Batching can raise throughput and lower mean latency while destroying checkout p99—gate releases on percentiles under peak load.

Which should you optimize first?

Set the latency budget from the user journey first. Checkout, search-as-you-type, and payment confirmation are latency-bound: a missed p99 is a failed experience even if the cluster is “busy and productive.” Then maximize sustainable throughput inside that budget—scale out, cache, shed load, or reduce work per request without crossing the percentile SLO.

Optimize for throughput first when the consumer is a batch pipeline, analytics ingest, or overnight settlement: wall-clock for one item matters less than items processed per hour, and controlled batching is a feature. Still measure latency so you know queue depth and failure SLOs; “infinite queue” is not free throughput.
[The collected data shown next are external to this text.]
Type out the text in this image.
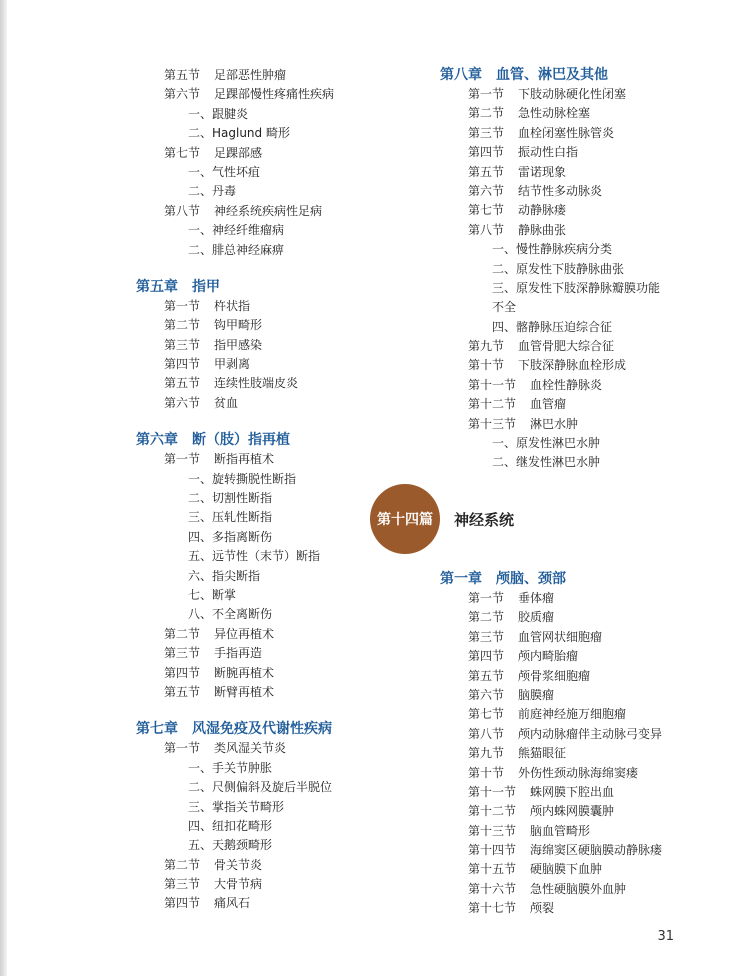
第五节 足部恶性肿瘤
第六节 足踝部慢性疼痛性疾病
一、跟腱炎
二、Haglund 畸形
第七节 足踝部感
一、气性坏疽
二、丹毒
第八节 神经系统疾病性足病
一、神经纤维瘤病
二、腓总神经麻痹
第五章 指甲
第一节 杵状指
第二节 钩甲畸形
第三节 指甲感染
第四节 甲剥离
第五节 连续性肢端皮炎
第六节 贫血
第六章 断（肢）指再植
第一节 断指再植术
一、旋转撕脱性断指
二、切割性断指
三、压轧性断指
四、多指离断伤
五、远节性（末节）断指
六、指尖断指
七、断掌
八、不全离断伤
第二节 异位再植术
第三节 手指再造
第四节 断腕再植术
第五节 断臂再植术
第七章 风湿免疫及代谢性疾病
第一节 类风湿关节炎
一、手关节肿胀
二、尺侧偏斜及旋后半脱位
三、掌指关节畸形
四、纽扣花畸形
五、天鹅颈畸形
第二节 骨关节炎
第三节 大骨节病
第四节 痛风石
第八章 血管、淋巴及其他
第一节 下肢动脉硬化性闭塞
第二节 急性动脉栓塞
第三节 血栓闭塞性脉管炎
第四节 振动性白指
第五节 雷诺现象
第六节 结节性多动脉炎
第七节 动静脉瘘
第八节 静脉曲张
一、慢性静脉疾病分类
二、原发性下肢静脉曲张
三、原发性下肢深静脉瓣膜功能
不全
四、髂静脉压迫综合征
第九节 血管骨肥大综合征
第十节 下肢深静脉血栓形成
第十一节 血栓性静脉炎
第十二节 血管瘤
第十三节 淋巴水肿
一、原发性淋巴水肿
二、继发性淋巴水肿
第十四篇	神经系统
第一章 颅脑、颈部
第一节 垂体瘤
第二节 胶质瘤
第三节 血管网状细胞瘤
第四节 颅内畸胎瘤
第五节 颅骨浆细胞瘤
第六节 脑膜瘤
第七节 前庭神经施万细胞瘤
第八节 颅内动脉瘤伴主动脉弓变异
第九节 熊猫眼征
第十节 外伤性颈动脉海绵窦瘘
第十一节 蛛网膜下腔出血
第十二节 颅内蛛网膜囊肿
第十三节 脑血管畸形
第十四节 海绵窦区硬脑膜动静脉瘘
第十五节 硬脑膜下血肿
第十六节 急性硬脑膜外血肿
第十七节 颅裂
31
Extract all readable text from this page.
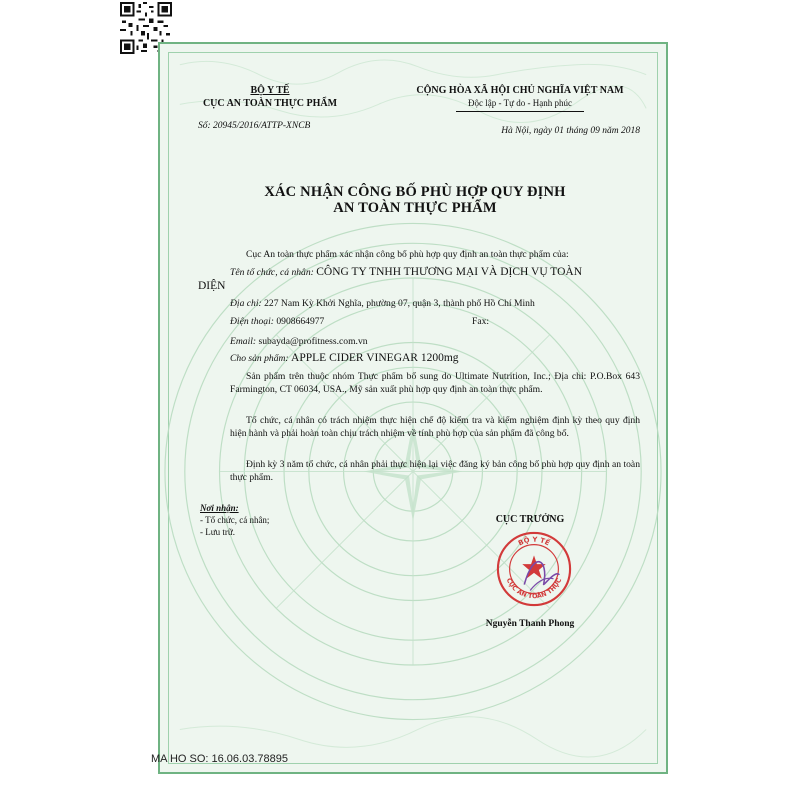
BỘ Y TẾ
CỤC AN TOÀN THỰC PHẨM
Số: 20945/2016/ATTP-XNCB
CỘNG HÒA XÃ HỘI CHỦ NGHĨA VIỆT NAM
Độc lập - Tự do - Hạnh phúc
Hà Nội, ngày 01 tháng 09 năm 2018
XÁC NHẬN CÔNG BỐ PHÙ HỢP QUY ĐỊNH
AN TOÀN THỰC PHẨM
Cục An toàn thực phẩm xác nhận công bố phù hợp quy định an toàn thực phẩm của:
Tên tổ chức, cá nhân: CÔNG TY TNHH THƯƠNG MẠI VÀ DỊCH VỤ TOÀN
DIỆN
Địa chỉ: 227 Nam Kỳ Khởi Nghĩa, phường 07, quận 3, thành phố Hồ Chí Minh
Điện thoại: 0908664977	Fax:
Email: subayda@profitness.com.vn
Cho sản phẩm: APPLE CIDER VINEGAR 1200mg
Sản phẩm trên thuộc nhóm Thực phẩm bổ sung do Ultimate Nutrition, Inc.; Địa chỉ: P.O.Box 643 Farmington, CT 06034, USA., Mỹ sản xuất phù hợp quy định an toàn thực phẩm.
Tổ chức, cá nhân có trách nhiệm thực hiện chế độ kiểm tra và kiểm nghiệm định kỳ theo quy định hiện hành và phải hoàn toàn chịu trách nhiệm về tính phù hợp của sản phẩm đã công bố.
Định kỳ 3 năm tổ chức, cá nhân phải thực hiện lại việc đăng ký bản công bố phù hợp quy định an toàn thực phẩm.
Nơi nhận:
- Tổ chức, cá nhân;
- Lưu trữ.
CỤC TRƯỞNG
BỘ Y TẾ
CỤC AN TOÀN THỰC
Nguyễn Thanh Phong
MA HO SO: 16.06.03.78895
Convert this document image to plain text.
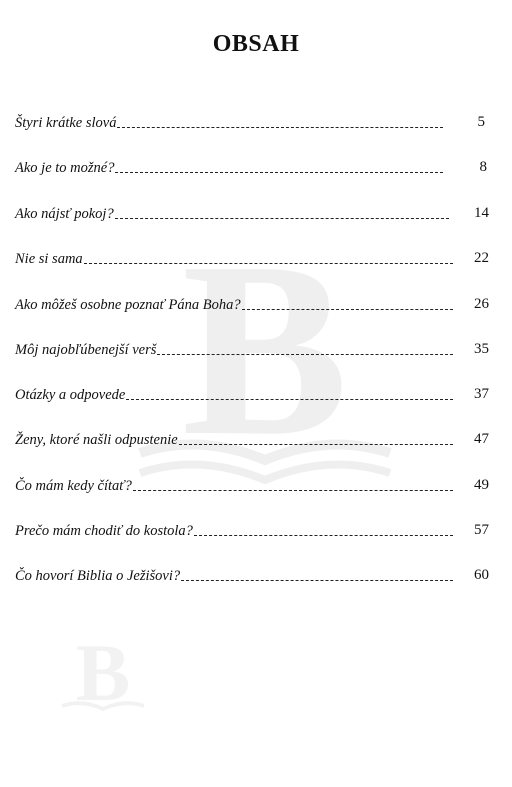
B
B
OBSAH
Štyri krátke slová	5
Ako je to možné?	8
Ako nájsť pokoj?	14
Nie si sama	22
Ako môžeš osobne poznať Pána Boha?	26
Môj najobľúbenejší verš	35
Otázky a odpovede	37
Ženy, ktoré našli odpustenie	47
Čo mám kedy čítať?	49
Prečo mám chodiť do kostola?	57
Čo hovorí Biblia o Ježišovi?	60
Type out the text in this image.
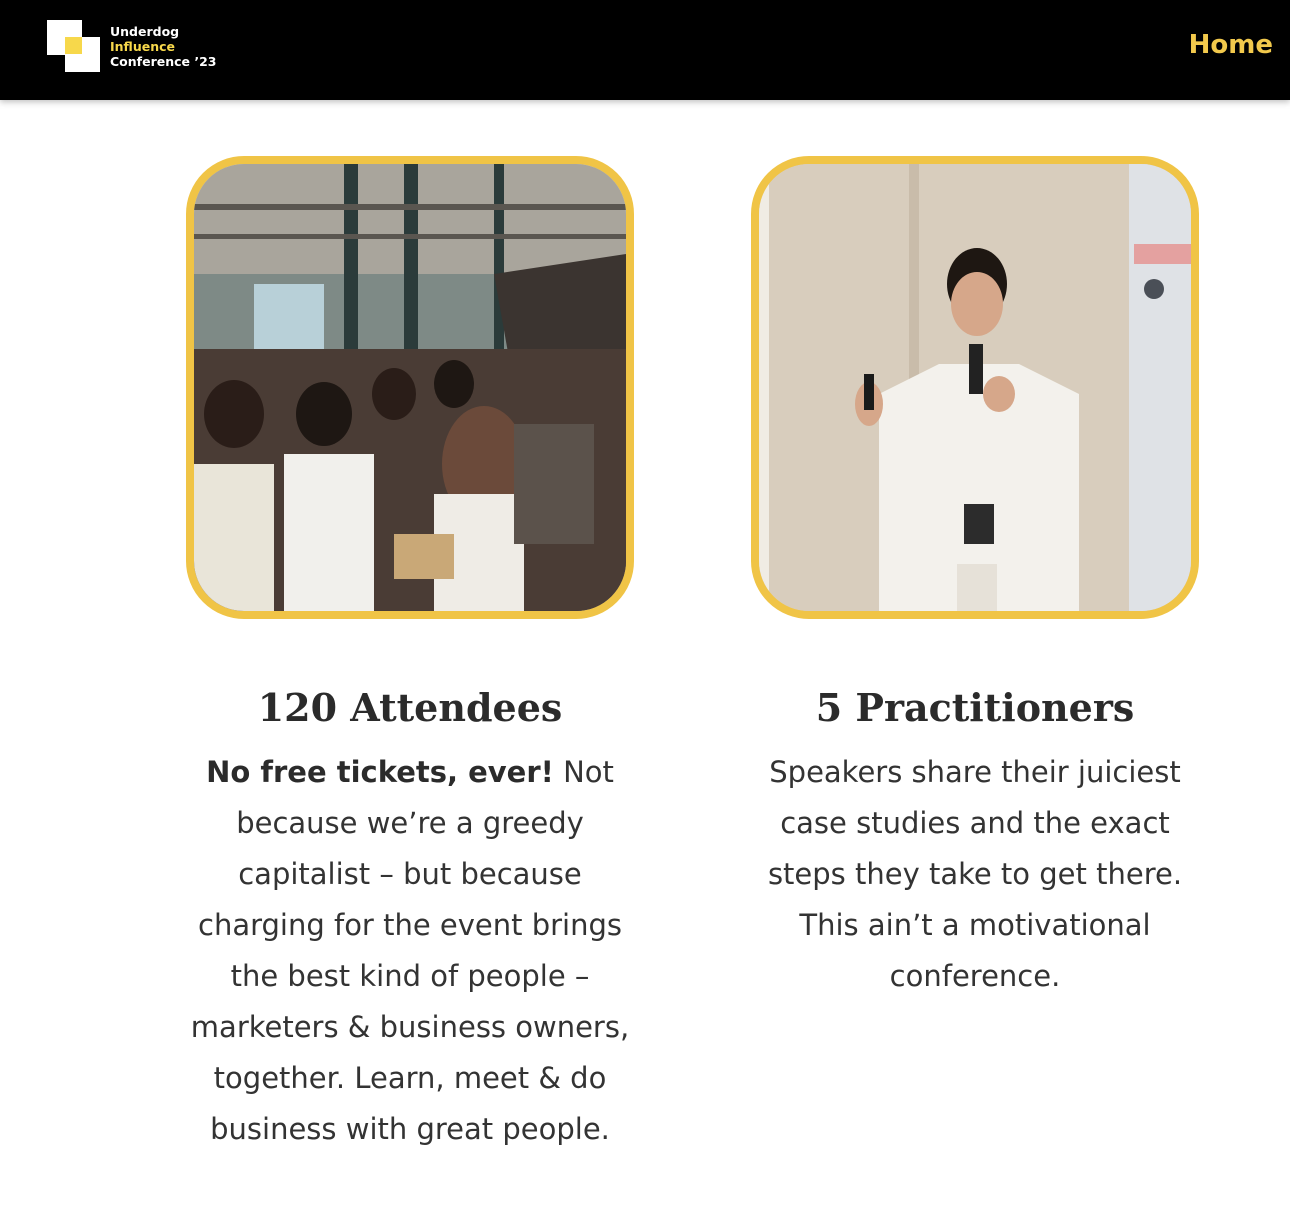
Underdog
Influence
Conference ’23
Home
120 Attendees

No free tickets, ever! Not because we’re a greedy capitalist – but because charging for the event brings the best kind of people – marketers & business owners, together. Learn, meet & do business with great people.

5 Practitioners

Speakers share their juiciest case studies and the exact steps they take to get there. This ain’t a motivational conference.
If you must choose under incident pressure: protect latency for the interactive path (shed, degrade, serve stale where safe) before chasing raw req/s. A system that completes fewer checkouts correctly beats one that accepts everything and times out.

Decision: latency-first for interactive UX; throughput-first for batch—always with SLOs
Decision: latency-first for interactive UX; throughput-first for batch—always with SLOs

Quick reference

  • Interactive UX → latency SLO first, then throughput inside it.
  • Batch / ingest → throughput first, with explicit queue and lag SLOs.
  • Never quote a performance number without workload, concurrency, and percentile.
  • Scale out buys throughput; speeding the critical path can buy both.
  • Related: [What Happens After You Type a URL?](/blog/what-happens-after-you-type-a-url) for where network time sits in end-to-end latency.

Remember this

Choose latency-first for interactive checkouts and throughput-first for batch pipelines—always inside explicit percentile and error budgets.

Key takeaway

Latency is per-request time; throughput is completion rate. Little's Law ties them through concurrency, and saturation turns extra offered load into queues instead of useful work. Averages hide the failures users feel—optimize and release against percentiles at a stated concurrency.

Practice (25 minutes): pick an API you can load-test (or a local stub). Capture p50/p99 and successful req/s at low concurrency, then double concurrency until p99 rises sharply—the knee. Write L ≈ λ × W using your measured rate and mean latency and compare to observed in-flight/concurrent connections. Intentionally add a 50 ms artificial sleep or a small batch window, re-measure, and roll it back. You pass when you can point to the concurrency where throughput stopped helping and p99 became the binding constraint.